In the original paper of Labib, Huck, and Lindley (2021) the authors also applied a distance decay function, to account for the reducing visual prominence of an object in space with increasing distance from the observer. However, I will address this issue in another post about distance decay models.
gvi <- function(viewshed, greenspace) {
# Get XY coordinates that are visible
xy <- viewshed %>%
terra::xyFromCell(which(viewshed[] == 1))

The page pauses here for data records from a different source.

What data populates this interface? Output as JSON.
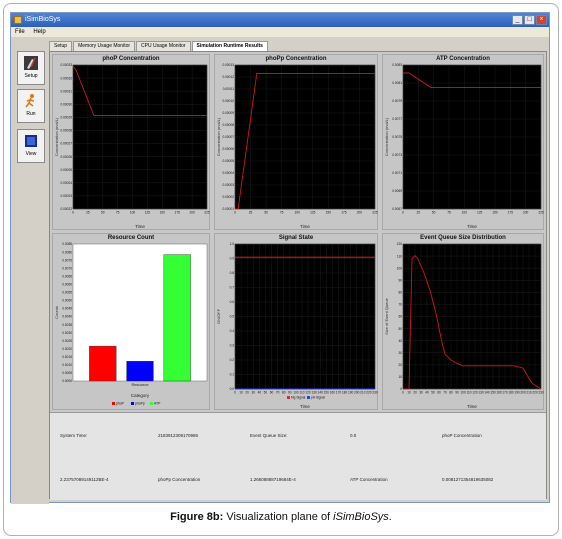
{
  "window": {
    "title": "iSimBioSys"
  },
  "menu": [
    "File",
    "Help"
  ],
  "toolbar": [
    {
      "label": "Setup",
      "icon": "setup-icon"
    },
    {
      "label": "Run",
      "icon": "run-icon"
    },
    {
      "label": "View",
      "icon": "view-icon"
    }
  ],
  "tabs": [
    "Setup",
    "Memory Usage Monitor",
    "CPU Usage Monitor",
    "Simulation Runtime Results"
  ],
  "active_tab": 3,
  "status": {
    "system_time_label": "System Time:",
    "system_time_value": "2183912309170986",
    "event_queue_label": "Event Queue Size:",
    "event_queue_value": "0.0",
    "phop_label": "phoP Concentration",
    "phop_value": "2.23757089149112BE-4",
    "phopp_label": "phoPp Concentration",
    "phopp_value": "1.26608888719684E-4",
    "atp_label": "ATP Concentration",
    "atp_value": "0.0081271354819635082"
  },
  "caption": {
    "prefix": "Figure 8b:",
    "text": " Visualization plane of ",
    "name": "iSimBioSys",
    "suffix": "."
  },
  "chart_data": [
    {
      "type": "line",
      "title": "phoP Concentration",
      "xlabel": "Time",
      "ylabel": "Concentration (mol/L)",
      "xlim": [
        0,
        225
      ],
      "xticks": [
        0,
        25,
        50,
        75,
        100,
        125,
        150,
        175,
        200,
        225
      ],
      "ylim": [
        0.000215,
        0.000332
      ],
      "yticks": [
        "0.00033",
        "0.00032",
        "0.00031",
        "0.00030",
        "0.00029",
        "0.00028",
        "0.00027",
        "0.00026",
        "0.00025",
        "0.00024",
        "0.00023",
        "0.00022"
      ],
      "series": [
        {
          "x": [
            0,
            5,
            35,
            225
          ],
          "y": [
            0.000331,
            0.000328,
            0.000291,
            0.000291
          ]
        }
      ]
    },
    {
      "type": "line",
      "title": "phoPp Concentration",
      "xlabel": "Time",
      "ylabel": "Concentration (mol/L)",
      "xlim": [
        0,
        225
      ],
      "xticks": [
        0,
        25,
        50,
        75,
        100,
        125,
        150,
        175,
        200,
        225
      ],
      "ylim": [
        0,
        0.000135
      ],
      "yticks": [
        "0.00013",
        "0.00012",
        "0.00011",
        "0.00010",
        "0.00009",
        "0.00008",
        "0.00007",
        "0.00006",
        "0.00005",
        "0.00004",
        "0.00003",
        "0.00002",
        "0.00001"
      ],
      "series": [
        {
          "x": [
            0,
            5,
            35,
            225
          ],
          "y": [
            0.0,
            0.0,
            0.000127,
            0.000127
          ]
        }
      ]
    },
    {
      "type": "line",
      "title": "ATP Concentration",
      "xlabel": "Time",
      "ylabel": "Concentration (mol/L)",
      "xlim": [
        0,
        225
      ],
      "xticks": [
        0,
        25,
        50,
        75,
        100,
        125,
        150,
        175,
        200,
        225
      ],
      "ylim": [
        0.0066,
        0.0084
      ],
      "yticks": [
        "0.0083",
        "0.0081",
        "0.0079",
        "0.0077",
        "0.0075",
        "0.0073",
        "0.0071",
        "0.0069",
        "0.0067"
      ],
      "series": [
        {
          "x": [
            0,
            10,
            45,
            225
          ],
          "y": [
            0.0083,
            0.0083,
            0.00812,
            0.00812
          ]
        }
      ]
    },
    {
      "type": "bar",
      "title": "Resource Count",
      "xlabel": "Category",
      "ylabel": "Counts",
      "xticklabel": "Resource",
      "categories": [
        "phoP",
        "phoPp",
        "ATP"
      ],
      "values": [
        0.00224,
        0.00127,
        0.00812
      ],
      "colors": [
        "#ff0000",
        "#0000ff",
        "#33ff33"
      ],
      "ylim": [
        0,
        0.0088
      ],
      "yticks": [
        "0.0085",
        "0.0080",
        "0.0075",
        "0.0070",
        "0.0065",
        "0.0060",
        "0.0055",
        "0.0050",
        "0.0045",
        "0.0040",
        "0.0035",
        "0.0030",
        "0.0025",
        "0.0020",
        "0.0015",
        "0.0010",
        "0.0005",
        "0.0000"
      ],
      "legend": [
        "phoP",
        "phoPp",
        "ATP"
      ]
    },
    {
      "type": "line",
      "title": "Signal State",
      "xlabel": "Time",
      "ylabel": "ON/OFF",
      "xlim": [
        0,
        230
      ],
      "xticks": [
        0,
        10,
        20,
        30,
        40,
        50,
        60,
        70,
        80,
        90,
        100,
        110,
        120,
        130,
        140,
        150,
        160,
        170,
        180,
        190,
        200,
        210,
        220,
        230
      ],
      "ylim": [
        0,
        1.1
      ],
      "yticks": [
        "1.0",
        "0.9",
        "0.8",
        "0.7",
        "0.6",
        "0.5",
        "0.4",
        "0.3",
        "0.2",
        "0.1",
        "0.0"
      ],
      "series": [
        {
          "name": "Mg Signal",
          "color": "#ff2020",
          "x": [
            0,
            230
          ],
          "y": [
            1.0,
            1.0
          ]
        },
        {
          "name": "pH Signal",
          "color": "#2040ff",
          "x": [
            0,
            230
          ],
          "y": [
            0.0,
            0.0
          ]
        }
      ]
    },
    {
      "type": "line",
      "title": "Event Queue Size Distribution",
      "xlabel": "Time",
      "ylabel": "Size of Event Queue",
      "xlim": [
        0,
        230
      ],
      "xticks": [
        0,
        10,
        20,
        30,
        40,
        50,
        60,
        70,
        80,
        90,
        100,
        110,
        120,
        130,
        140,
        150,
        160,
        170,
        180,
        190,
        200,
        210,
        220,
        230
      ],
      "ylim": [
        0,
        125
      ],
      "yticks": [
        "120",
        "110",
        "100",
        "90",
        "80",
        "70",
        "60",
        "50",
        "40",
        "30",
        "20",
        "10",
        "0"
      ],
      "series": [
        {
          "x": [
            0,
            10,
            15,
            20,
            25,
            35,
            45,
            55,
            65,
            70,
            80,
            90,
            100,
            120,
            140,
            170,
            185,
            200,
            215,
            230
          ],
          "y": [
            0,
            0,
            112,
            115,
            112,
            100,
            85,
            65,
            40,
            30,
            25,
            22,
            20,
            20,
            20,
            20,
            20,
            18,
            5,
            0
          ]
        }
      ]
    }
  ]
}
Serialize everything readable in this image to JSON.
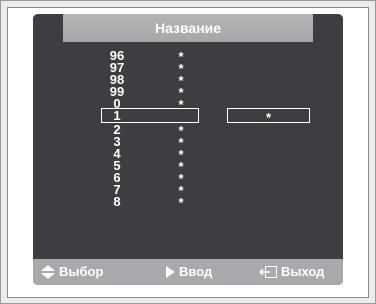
{
  "menu": {
    "title": "Название",
    "rows": [
      {
        "num": "96",
        "mark": "*"
      },
      {
        "num": "97",
        "mark": "*"
      },
      {
        "num": "98",
        "mark": "*"
      },
      {
        "num": "99",
        "mark": "*"
      },
      {
        "num": "0",
        "mark": "*"
      },
      {
        "num": "1",
        "mark": ""
      },
      {
        "num": "2",
        "mark": "*"
      },
      {
        "num": "3",
        "mark": "*"
      },
      {
        "num": "4",
        "mark": "*"
      },
      {
        "num": "5",
        "mark": "*"
      },
      {
        "num": "6",
        "mark": "*"
      },
      {
        "num": "7",
        "mark": "*"
      },
      {
        "num": "8",
        "mark": "*"
      }
    ],
    "selected_index": 5,
    "edit_value": "*"
  },
  "footer": {
    "select_label": "Выбор",
    "enter_label": "Ввод",
    "exit_label": "Выход",
    "icons": [
      "up-down-arrows-icon",
      "play-icon",
      "exit-icon"
    ]
  },
  "colors": {
    "panel": "#3e3e42",
    "header_tab": "#b5b5b8",
    "footer": "#a9a9ad",
    "text": "#ffffff"
  }
}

# Intersect XY with greenspace mask
output <- greenspace[terra::cellFromXY(greenspace, xy)] %>%
unlist(use.names = FALSE)
# Proportion of visible green
return(sum(output == 1) / length(output))
}
Network Analysis
We will use the DRIGLUCoSE
R package from our recent publication to calculate a road network, and finally asses visible greenspace along the network. For a detailed explanation of the DRIGLUCoSE
package see the GitHub repository.
# Download and process road network from OSM data
aoi.osm <- DRIGLUCoSE::osm_roads(x = sf_start, dist = 10, speed = 75)
# Calculate isodistances
aoi.isodistances <- DRIGLUCoSE::isodistances(x = sf_start %>% mutate(tag = 1),
tag = "tag", road_network = aoi.osm,
speed = 75,
isochrones_seq = seq(1, 10, 1))
In the figure below the isodistances are being illustrated. The red point represents the starting point. We will calculate visible greenspace proportion every 10m.
To evaluate network visibility, we will write a new function networkVisibleGreenspace
to combine all previous steps to a single point along the network.

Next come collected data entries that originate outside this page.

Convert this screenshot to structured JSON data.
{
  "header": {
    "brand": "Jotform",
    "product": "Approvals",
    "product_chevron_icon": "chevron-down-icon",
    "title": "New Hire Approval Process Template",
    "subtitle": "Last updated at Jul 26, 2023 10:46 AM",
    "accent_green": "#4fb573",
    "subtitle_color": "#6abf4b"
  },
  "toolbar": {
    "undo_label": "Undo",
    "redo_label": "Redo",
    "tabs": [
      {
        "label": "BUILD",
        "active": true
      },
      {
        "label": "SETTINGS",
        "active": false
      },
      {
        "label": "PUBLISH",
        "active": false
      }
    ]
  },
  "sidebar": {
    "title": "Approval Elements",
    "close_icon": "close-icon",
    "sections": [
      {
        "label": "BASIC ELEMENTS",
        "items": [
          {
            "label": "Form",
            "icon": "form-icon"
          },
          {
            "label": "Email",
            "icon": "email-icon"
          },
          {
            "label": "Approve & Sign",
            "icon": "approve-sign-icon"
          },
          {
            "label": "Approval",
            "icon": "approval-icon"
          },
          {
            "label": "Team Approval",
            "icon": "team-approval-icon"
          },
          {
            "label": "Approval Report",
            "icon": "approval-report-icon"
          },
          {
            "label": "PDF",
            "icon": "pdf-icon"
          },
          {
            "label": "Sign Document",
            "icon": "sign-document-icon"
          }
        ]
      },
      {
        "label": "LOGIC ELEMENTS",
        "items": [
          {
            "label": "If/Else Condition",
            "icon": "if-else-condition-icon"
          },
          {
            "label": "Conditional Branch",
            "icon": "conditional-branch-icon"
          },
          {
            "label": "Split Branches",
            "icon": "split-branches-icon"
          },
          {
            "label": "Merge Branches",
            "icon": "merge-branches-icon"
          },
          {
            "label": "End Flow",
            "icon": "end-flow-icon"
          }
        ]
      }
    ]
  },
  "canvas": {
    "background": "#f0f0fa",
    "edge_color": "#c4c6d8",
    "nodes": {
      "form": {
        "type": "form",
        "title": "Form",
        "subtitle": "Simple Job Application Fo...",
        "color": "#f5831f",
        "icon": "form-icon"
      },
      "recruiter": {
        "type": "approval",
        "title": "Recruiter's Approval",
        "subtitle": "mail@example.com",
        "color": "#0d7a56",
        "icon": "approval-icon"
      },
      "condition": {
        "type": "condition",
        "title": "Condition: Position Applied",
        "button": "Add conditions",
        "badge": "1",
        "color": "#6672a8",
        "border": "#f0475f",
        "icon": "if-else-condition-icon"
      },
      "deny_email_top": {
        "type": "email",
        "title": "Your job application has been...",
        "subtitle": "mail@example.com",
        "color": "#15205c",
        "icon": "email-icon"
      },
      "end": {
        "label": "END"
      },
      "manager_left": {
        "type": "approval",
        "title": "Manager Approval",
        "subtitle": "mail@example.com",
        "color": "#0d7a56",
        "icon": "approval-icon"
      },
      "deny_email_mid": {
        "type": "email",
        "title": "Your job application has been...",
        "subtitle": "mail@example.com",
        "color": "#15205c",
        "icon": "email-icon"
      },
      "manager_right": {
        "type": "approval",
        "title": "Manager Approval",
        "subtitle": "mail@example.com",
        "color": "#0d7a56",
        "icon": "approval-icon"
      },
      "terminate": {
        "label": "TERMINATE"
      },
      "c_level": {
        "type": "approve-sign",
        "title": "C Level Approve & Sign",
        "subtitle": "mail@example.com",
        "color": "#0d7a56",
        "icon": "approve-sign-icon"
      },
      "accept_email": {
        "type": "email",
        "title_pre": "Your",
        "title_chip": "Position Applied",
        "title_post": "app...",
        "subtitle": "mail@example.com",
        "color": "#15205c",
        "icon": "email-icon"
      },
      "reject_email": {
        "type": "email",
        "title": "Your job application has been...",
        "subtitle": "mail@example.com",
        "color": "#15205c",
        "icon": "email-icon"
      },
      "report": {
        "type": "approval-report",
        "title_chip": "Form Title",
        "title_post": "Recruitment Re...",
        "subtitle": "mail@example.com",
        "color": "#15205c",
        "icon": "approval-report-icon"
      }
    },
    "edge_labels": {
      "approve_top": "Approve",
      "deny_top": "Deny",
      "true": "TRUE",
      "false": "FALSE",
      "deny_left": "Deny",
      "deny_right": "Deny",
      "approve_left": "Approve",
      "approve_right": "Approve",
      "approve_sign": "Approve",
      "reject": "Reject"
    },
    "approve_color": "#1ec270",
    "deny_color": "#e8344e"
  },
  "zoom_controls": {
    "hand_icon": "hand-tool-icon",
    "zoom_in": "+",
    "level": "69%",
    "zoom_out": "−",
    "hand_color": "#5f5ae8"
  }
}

networkVisibleGreenspace <- function(x, isodistance, greenspace,
dsm_data, dtm_data,
resolution, max_distance, observer_height,
cores, plot = FALSE) {
# 1. Calculate viewshed
this_viewshed <- viewshed(sf_start = x, max_distance = max_distance,
dsm_data = dsm_data, dtm_data = dtm_data,
resolution = resolution,
observer_height = observer_height,
cores = cores, plot = plot)
# 2. Proportion of visible greenspace of total visibility (GVI)
this_gvi <- gvi(viewshed = this_viewshed, greenspace = greenspace)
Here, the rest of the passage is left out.